A turbo charger has a turbine and compressor on a common shaft. The turbine which is placed in the exhaust manifold starts to rotate as exhaust gases from the engine start flowing out. The kinetic energy generated from the rotating turbine drives the compressor. The compressor sucks in air from outside and pumps it into the intake manifold, as a result there is more air entering the cylinders. There is a wastegate which is controlled by the Electronic Combustion Unit (ECU) that vents excess exhaust gases to bypass the exhaust turbine so that too much air is not pumped into the cylinders which avoids physical damage to the engine. 

When there is more air entering the cylinders more fuel can be added to produce a bigger explosion which results in more power and torque output from the engine. This is a huge advantage over using a bigger engine to produce more power. Using a bigger engine leads to more weight and lower efficiency, also it decreases the power to weight ratio of a car. By using a turbo charger the weight of the car does not increase by much but the power output significantly increases, thereby increasing the performance of the car.

A turbo charger may also be used to increase the efficiency of an engine without any attempt to increase the power output of the engine. The compressor pumps in a limited amount of air into the cylinders which helps to ensure that all fuel is burnt before being vented at the start of the exhaust stage.  However, a turbo charger is not completely efficient. One cause of inefficiency is because of a turbine being present in the exhaust manifold which restricts the exhaust. This means that on the exhaust stroke the engine has to use more push harder against backpressure. This results in a loss of pressure from the cylinders which are firing at the same time.

When a turbo charger is used to increase performance the main problem is that the boost in power is not immediate as it takes time for the turbine to speed up before the boost is produced. This results in lag as the car moves ahead and then lunges forward when the turbo kicks in, this is called turbo lag.

To overcome this problem two turbo chargers can be installed onto one engine. The smaller turbo charger will provide boost quickly at lower engine speed to reduce turbo lag, but will be cut off by the waste gate at higher engine speeds. This is when the bigger turbo chargers takes over to provide more boost at higher engine speeds.

Variable Geometry Turbo Charger

A Variable Geometry Turbocharger is capable of altering the direction of exhaust flow to optimize turbine response. It has movable vanes in the turbine housing to guide exhaust flow towards the turbine. An actuator can adjust the angle of these vanes, in turn vary the angle of exhaust flow.

At low RPM the vanes are partially closed hence accelerating the exhaust gas towards the turbine. Moreover, the exhaust flow hits the turbine blades at a right angle which makes the turbine spin faster.

At high RPM the exhaust flow is strong enough. The vanes are fully opened to take advantage of the high exhaust flow. The vanes can also direct excess exhaust pressure out of the turbo charger as a result there is no need for a wastegate.

Benefits of turbo charging:

1. Increased power from an engine of the same size or reducing the size of an engine with the same power output.

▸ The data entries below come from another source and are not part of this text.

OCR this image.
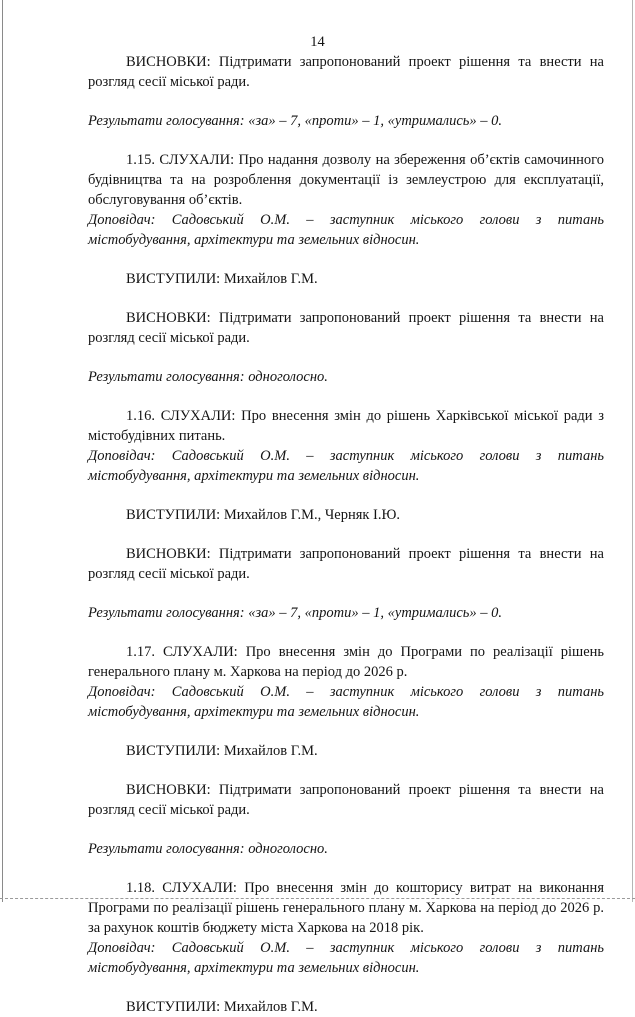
14

ВИСНОВКИ: Підтримати запропонований проект рішення та внести на розгляд сесії міської ради.

Результати голосування: «за» – 7, «проти» – 1, «утримались» – 0.

1.15. СЛУХАЛИ: Про надання дозволу на збереження об’єктів самочинного будівництва та на розроблення документації із землеустрою для експлуатації, обслуговування об’єктів.

Доповідач: Садовський О.М. – заступник міського голови з питань містобудування, архітектури та земельних відносин.

ВИСТУПИЛИ: Михайлов Г.М.

ВИСНОВКИ: Підтримати запропонований проект рішення та внести на розгляд сесії міської ради.

Результати голосування: одноголосно.

1.16. СЛУХАЛИ: Про внесення змін до рішень Харківської міської ради з містобудівних питань.

Доповідач: Садовський О.М. – заступник міського голови з питань містобудування, архітектури та земельних відносин.

ВИСТУПИЛИ: Михайлов Г.М., Черняк І.Ю.

ВИСНОВКИ: Підтримати запропонований проект рішення та внести на розгляд сесії міської ради.

Результати голосування: «за» – 7, «проти» – 1, «утримались» – 0.

1.17. СЛУХАЛИ: Про внесення змін до Програми по реалізації рішень генерального плану м. Харкова на період до 2026 р.

Доповідач: Садовський О.М. – заступник міського голови з питань містобудування, архітектури та земельних відносин.

ВИСТУПИЛИ: Михайлов Г.М.

ВИСНОВКИ: Підтримати запропонований проект рішення та внести на розгляд сесії міської ради.

Результати голосування: одноголосно.

1.18. СЛУХАЛИ: Про внесення змін до кошторису витрат на виконання Програми по реалізації рішень генерального плану м. Харкова на період до 2026 р. за рахунок коштів бюджету міста Харкова на 2018 рік.

Доповідач: Садовський О.М. – заступник міського голови з питань містобудування, архітектури та земельних відносин.

ВИСТУПИЛИ: Михайлов Г.М.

2. Increasing the power to weight ratio of a car.

3. Increasing the fuel efficiency of an engine.

Earlier turbo charging was done purely for performance purposes. After people have realised the benefits of turbo charging, the trend is increasingly going towards turbo charging to increase efficiency and reduce emissions. 

The purpose for which turbo charging was established has started growing at a faster rate recently. The current BMW M5 has switched to a turbo charged V8 engine downsizing from the naturally aspirated V10 in the previous model and yet it produces more power than the outgoing model.